How to Make Chocolate-Dipped Strawberries
Hello Gorgeous! as the great Barbra would say. Gorgeous sunny weather. Gorgeous fresh produce. Gorgeous sweet strawberries.
What’s the best way to celebrate the arrival of Spring? By dipping gorgeous sweet strawberries in tasty Venezuelan chocolate.
Making Chocolate Dipped Strawberries
6 oz unsweetened chocolate
1 lb fresh sweet strawberries, rinsed and patted dry
Coarsely chop unsweetened chocolate. I used Venezuelan chocolate El Rey Bucare with 58.5% cocoa. It’s not too sweet and not too dark, which is a perfect match to sweet strawberries. Melt the chocolate using a double boiler or a homemade double boiler to avoid burning the chocolate. Place the coarsely chopped chocolate in a metal bowl and set the bowl over a pot of simmering water. The metal bowl should be big enough so that it sits on top of the pot without touching the water.

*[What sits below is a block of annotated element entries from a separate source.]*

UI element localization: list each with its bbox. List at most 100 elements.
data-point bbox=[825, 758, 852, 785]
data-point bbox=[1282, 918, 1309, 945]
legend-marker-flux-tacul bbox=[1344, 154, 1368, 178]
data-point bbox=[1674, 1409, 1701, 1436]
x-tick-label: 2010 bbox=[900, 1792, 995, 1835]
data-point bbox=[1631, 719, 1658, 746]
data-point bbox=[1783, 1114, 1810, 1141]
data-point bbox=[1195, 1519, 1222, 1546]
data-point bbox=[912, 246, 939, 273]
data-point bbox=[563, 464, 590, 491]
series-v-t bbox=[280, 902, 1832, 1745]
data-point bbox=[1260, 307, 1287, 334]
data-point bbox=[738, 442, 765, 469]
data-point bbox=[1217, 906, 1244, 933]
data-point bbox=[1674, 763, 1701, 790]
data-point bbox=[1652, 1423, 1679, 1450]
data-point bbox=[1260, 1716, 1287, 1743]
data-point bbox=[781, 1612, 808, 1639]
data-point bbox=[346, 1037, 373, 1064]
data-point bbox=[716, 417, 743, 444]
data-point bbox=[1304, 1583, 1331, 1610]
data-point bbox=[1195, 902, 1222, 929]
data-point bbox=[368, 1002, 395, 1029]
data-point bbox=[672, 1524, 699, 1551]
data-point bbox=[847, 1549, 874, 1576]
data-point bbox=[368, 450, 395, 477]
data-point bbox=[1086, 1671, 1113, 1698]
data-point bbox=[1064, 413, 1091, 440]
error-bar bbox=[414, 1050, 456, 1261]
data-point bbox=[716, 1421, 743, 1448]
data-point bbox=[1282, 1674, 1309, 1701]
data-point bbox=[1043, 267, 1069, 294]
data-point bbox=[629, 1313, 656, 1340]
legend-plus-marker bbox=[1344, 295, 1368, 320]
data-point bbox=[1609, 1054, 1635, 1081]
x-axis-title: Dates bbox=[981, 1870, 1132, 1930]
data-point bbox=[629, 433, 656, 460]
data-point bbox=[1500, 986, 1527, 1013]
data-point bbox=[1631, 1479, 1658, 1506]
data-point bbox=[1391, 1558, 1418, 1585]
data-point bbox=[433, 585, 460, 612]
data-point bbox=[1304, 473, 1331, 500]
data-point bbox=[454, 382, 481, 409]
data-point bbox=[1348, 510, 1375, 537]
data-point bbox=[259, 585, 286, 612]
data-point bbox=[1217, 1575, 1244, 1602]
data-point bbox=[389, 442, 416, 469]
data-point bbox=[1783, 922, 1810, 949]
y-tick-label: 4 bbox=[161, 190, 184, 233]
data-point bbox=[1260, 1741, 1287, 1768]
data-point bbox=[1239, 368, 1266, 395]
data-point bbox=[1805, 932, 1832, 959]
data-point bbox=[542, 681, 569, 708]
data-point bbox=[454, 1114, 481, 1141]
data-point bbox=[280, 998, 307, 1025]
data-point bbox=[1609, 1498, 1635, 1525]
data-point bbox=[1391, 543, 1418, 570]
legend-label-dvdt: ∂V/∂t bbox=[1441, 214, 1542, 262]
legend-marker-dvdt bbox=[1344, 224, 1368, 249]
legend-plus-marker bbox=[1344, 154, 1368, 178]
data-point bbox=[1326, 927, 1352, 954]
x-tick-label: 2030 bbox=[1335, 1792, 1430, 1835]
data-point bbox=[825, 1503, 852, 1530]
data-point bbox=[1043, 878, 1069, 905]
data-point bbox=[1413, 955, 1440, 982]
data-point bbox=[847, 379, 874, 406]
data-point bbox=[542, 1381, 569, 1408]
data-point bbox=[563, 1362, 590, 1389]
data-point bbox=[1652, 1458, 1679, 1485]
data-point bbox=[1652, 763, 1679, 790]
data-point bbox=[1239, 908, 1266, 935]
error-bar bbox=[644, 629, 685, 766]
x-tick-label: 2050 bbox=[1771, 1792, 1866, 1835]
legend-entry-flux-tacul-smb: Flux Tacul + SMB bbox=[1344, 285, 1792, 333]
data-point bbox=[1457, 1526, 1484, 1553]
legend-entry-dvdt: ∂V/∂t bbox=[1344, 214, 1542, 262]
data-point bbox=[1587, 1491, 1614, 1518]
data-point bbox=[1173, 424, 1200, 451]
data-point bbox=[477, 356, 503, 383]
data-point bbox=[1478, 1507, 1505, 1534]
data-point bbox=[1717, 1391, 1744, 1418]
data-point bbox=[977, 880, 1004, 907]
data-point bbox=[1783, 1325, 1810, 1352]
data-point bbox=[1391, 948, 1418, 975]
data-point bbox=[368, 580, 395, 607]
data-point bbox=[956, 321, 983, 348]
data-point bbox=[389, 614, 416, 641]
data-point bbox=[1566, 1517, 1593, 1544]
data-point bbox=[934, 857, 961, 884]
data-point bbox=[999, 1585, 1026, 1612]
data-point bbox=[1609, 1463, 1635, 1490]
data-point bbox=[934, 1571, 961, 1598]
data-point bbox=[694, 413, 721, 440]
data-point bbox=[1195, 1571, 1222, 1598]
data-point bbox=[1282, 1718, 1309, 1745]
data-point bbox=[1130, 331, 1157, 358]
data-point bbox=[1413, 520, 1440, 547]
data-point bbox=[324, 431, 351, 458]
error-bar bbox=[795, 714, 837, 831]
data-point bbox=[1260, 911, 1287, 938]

Turn off the heat. Stir the chocolate from time to time until completely melted and smooth. Remove the bowl from the pot and set aside the melted chocolate.
Line a baking sheet with wax paper or parchment paper. Take a strawberry and while grasping its leaves or stem dip it in the melted chocolate. Twirl it around to get it uniformly coated. I like my strawberries dipped 3/4 of the way up and not completely covered.
Place the strawberries on the wax paper-lined baking sheet and refrigerate for about 30 minutes. Let them come to room temperature before serving. These simple-to-make chocolate-dipped strawberries would look so gorgeous on a clean white plate.